Having a good idea to start a business is one thing, getting the required capital to finance the business is yet another side of the coin. If you are interested in propagating your small business venture, you need to learn how to go about financing the business.
Money indeed answers alot of things. In business you need cash to make it work. However, many entrepreneurs make the mistake of thinking that money is all they need. You may have the money but wrong investment approach will make such funds disappear into the thin air. The next thing is that you are back to level 0. Hence, it is very vital for you to learn the secrets in small business finance.
Bear in mind that business is warfare. You need the right weapons to make it work.

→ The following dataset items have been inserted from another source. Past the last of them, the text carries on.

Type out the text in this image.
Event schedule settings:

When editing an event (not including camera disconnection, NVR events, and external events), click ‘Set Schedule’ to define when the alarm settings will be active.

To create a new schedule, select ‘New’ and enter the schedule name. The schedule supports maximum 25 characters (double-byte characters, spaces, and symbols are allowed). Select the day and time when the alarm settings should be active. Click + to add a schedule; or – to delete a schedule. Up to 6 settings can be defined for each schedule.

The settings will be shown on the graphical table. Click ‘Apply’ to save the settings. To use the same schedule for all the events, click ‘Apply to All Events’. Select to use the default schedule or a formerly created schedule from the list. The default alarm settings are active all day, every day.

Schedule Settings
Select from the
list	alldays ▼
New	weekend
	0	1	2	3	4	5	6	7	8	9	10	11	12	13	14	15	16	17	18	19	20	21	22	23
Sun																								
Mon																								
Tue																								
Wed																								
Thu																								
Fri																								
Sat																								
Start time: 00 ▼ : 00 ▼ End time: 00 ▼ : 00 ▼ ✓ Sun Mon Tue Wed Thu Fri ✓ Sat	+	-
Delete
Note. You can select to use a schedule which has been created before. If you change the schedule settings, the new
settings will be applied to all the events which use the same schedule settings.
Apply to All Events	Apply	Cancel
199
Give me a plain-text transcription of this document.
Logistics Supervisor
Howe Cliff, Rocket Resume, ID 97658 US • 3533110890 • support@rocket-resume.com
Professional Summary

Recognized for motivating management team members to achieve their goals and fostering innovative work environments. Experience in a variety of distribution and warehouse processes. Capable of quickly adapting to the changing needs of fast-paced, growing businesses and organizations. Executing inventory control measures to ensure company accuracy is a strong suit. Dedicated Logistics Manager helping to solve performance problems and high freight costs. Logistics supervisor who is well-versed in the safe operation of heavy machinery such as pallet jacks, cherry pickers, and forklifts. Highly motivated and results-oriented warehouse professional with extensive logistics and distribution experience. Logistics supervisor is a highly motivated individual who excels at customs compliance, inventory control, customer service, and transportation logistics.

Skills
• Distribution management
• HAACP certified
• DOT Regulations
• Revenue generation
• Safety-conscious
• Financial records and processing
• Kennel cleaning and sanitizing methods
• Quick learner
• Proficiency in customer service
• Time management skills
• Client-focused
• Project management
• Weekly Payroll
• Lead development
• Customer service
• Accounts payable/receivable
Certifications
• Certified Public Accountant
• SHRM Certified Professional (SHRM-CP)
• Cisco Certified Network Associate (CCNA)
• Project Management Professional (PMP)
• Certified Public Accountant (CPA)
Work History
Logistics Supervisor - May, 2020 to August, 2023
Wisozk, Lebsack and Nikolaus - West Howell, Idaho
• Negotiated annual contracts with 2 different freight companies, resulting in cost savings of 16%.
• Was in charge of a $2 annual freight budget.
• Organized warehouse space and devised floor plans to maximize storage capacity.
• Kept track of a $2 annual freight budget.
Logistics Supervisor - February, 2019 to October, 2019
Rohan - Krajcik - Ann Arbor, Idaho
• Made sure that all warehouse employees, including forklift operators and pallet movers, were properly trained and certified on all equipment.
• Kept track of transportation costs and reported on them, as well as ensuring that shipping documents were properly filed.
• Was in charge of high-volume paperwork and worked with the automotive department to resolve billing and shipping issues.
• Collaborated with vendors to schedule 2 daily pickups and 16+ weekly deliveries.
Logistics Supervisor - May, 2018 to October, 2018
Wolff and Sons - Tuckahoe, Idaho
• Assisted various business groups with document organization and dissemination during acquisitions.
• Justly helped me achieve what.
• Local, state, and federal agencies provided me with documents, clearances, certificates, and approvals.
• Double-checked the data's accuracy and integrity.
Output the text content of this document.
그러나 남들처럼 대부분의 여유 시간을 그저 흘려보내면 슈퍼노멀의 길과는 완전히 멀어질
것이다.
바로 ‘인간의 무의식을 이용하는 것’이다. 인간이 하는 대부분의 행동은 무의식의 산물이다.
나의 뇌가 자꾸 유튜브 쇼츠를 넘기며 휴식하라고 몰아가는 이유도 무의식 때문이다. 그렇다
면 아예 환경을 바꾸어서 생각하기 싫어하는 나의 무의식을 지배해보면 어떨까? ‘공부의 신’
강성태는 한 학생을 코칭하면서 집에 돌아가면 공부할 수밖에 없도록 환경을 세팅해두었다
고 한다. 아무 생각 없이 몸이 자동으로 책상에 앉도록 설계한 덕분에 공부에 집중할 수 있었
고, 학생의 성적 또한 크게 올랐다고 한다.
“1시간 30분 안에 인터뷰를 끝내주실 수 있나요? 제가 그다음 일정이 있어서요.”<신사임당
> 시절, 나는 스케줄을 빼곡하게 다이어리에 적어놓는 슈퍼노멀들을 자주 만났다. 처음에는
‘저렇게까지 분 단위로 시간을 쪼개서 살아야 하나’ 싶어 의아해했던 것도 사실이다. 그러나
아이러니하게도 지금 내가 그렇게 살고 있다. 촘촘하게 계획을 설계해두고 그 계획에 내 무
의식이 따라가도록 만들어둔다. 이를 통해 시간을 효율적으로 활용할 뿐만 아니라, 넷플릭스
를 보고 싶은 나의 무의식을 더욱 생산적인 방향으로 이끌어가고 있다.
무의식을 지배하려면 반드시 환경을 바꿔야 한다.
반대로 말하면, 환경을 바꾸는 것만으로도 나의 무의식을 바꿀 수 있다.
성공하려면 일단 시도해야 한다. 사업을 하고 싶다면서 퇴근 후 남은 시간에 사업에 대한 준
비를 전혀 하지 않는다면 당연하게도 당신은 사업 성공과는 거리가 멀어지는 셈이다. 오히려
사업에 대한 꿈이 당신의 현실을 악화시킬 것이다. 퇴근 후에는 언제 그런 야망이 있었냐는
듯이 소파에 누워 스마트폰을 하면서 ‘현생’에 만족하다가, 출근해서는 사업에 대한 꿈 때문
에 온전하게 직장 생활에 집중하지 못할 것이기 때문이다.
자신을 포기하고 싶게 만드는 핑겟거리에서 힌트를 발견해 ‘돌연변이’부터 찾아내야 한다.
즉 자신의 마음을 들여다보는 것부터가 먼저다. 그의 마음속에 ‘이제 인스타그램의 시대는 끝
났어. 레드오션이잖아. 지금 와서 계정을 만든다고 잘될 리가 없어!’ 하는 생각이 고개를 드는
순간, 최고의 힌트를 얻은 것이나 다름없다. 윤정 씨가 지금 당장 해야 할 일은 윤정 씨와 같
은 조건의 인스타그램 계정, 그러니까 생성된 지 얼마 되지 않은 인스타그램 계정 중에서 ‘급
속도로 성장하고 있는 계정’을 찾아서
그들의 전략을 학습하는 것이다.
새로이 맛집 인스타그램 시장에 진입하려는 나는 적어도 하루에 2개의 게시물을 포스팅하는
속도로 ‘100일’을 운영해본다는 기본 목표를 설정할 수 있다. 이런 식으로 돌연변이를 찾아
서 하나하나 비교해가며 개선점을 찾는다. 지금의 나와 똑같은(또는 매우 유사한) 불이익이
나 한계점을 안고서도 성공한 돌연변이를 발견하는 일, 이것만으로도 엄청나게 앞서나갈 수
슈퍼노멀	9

Finance is indeed one major weapon you must engage in taking your small business venture to the next level.
Now, get the point. There are some principles you need to engage in small business finance. Here are some tips to help you.
- Be Mindful of the Sources for your Seed Capital:
Knowing where to obtain the funds or seed capital you need to take off your business is very vital. You need some capital to start the business. You also need some cash to keep it going until it begins to yield returns. Now, when it comes to sourcing for the initial capital; look inwards first. Do not begin to consider external avenues first. This is because most external sources where you can get capital usually demand you return the money with interest. Even, when you get some capital from close family members, if care is not taken, they will even ask you to sign an agreement. So, the very first thing to do is to check how much capital you can generate on your own. You may need to sell some of your properties especially those of them you do not actually need at the moment. Check how much you have in the bank. Just make sure you’ve exhausted your own avenues. You can start the business with such funds and grow from there.
Now, if you are not able to raise enough money on your own, look around and see if your family members can help you. Usually, you might have wealthy brothers and sisters who can assist. Good ones among them will give you some cash for free while others may require you pay back in due time. In any case, the risk is not much.
Now the third avenue to consider is to look in the direction of angel investors. In the UK, angel investors are affluent individuals who are ready to invest in return for shares in your business venture. However, your business must have the potential to survive the hard times. Most angel investors are very careful when it comes to investing their own capital. They too are in business and you will have to sign some agreements with them. Again, you need to pay back a certain amount according to your agreement with the angel investor involved. In any case, such angel investors are usually preferred to banks and other lending institutions.
Fourthly, you can obtain loans or quality seed capital from banks and other financial companies. However, this is never easy. The process many times could be time consuming. Most big banks are not even keen in helping small business starters. They only help big companies, even at that, the process is always a long one. However, micro finance banks around can help you. Most of them have packages for everyone setting out to begin a small business venture. However, bear in mind that, the process is usually very time consuming. The bank official will first of all weigh your ability to pay back. In most cases, they will look for collateral from you – so if they feel based upon your credit score and income multiple that you will be unable to meet your commitments with them, you may never get the loan. This is actually the reason why you need to look at other basic ways to generate funds especially if you’re starting a small business. Going to banks should be your last resort.
- Device avenues to finance the business in the early stages:
Once, you have got the small business off the ground, the next small business finance secret to use is to learn how to keep pumping in funds to take the business to the level of profit returns. Once you’ve gotten the required funds to take off, do not invest all of your capital to start off. You need to divide the money into some places. You use a part to start off and they keep some to water the business as you begin gradually. Never put all your eggs in one basket. If you do, you might lose all the eggs in an event of emergency. Hence, it is wise to keep some of the money in the bank. As the business grows, you need to re-adjust. You need to focus attention on the products or services that are fast moving. Once you discover the moving areas, invest more funds into that direction.
In all, you still need to use some funds and channel them into market research and analysis. Form time to time; go for business seminars, market surveys and other meeting that will help you develop new ideas to take the business to the next level.
Over and above all, you must be financially intelligent. You must have a good financial record where you document all your financial endeavors. You do not use your business account as your personal one. Create a special account for the business and handle the funds separately from your own personal account. If you follow these principles outlined above, you are sure of building a small business that will stand the test of times. Your small business is sure to blossom within a small time frame and you will be smiling at your huge returns. Just make sure you discipline yourself and put into practices all you learn daily about small business finance.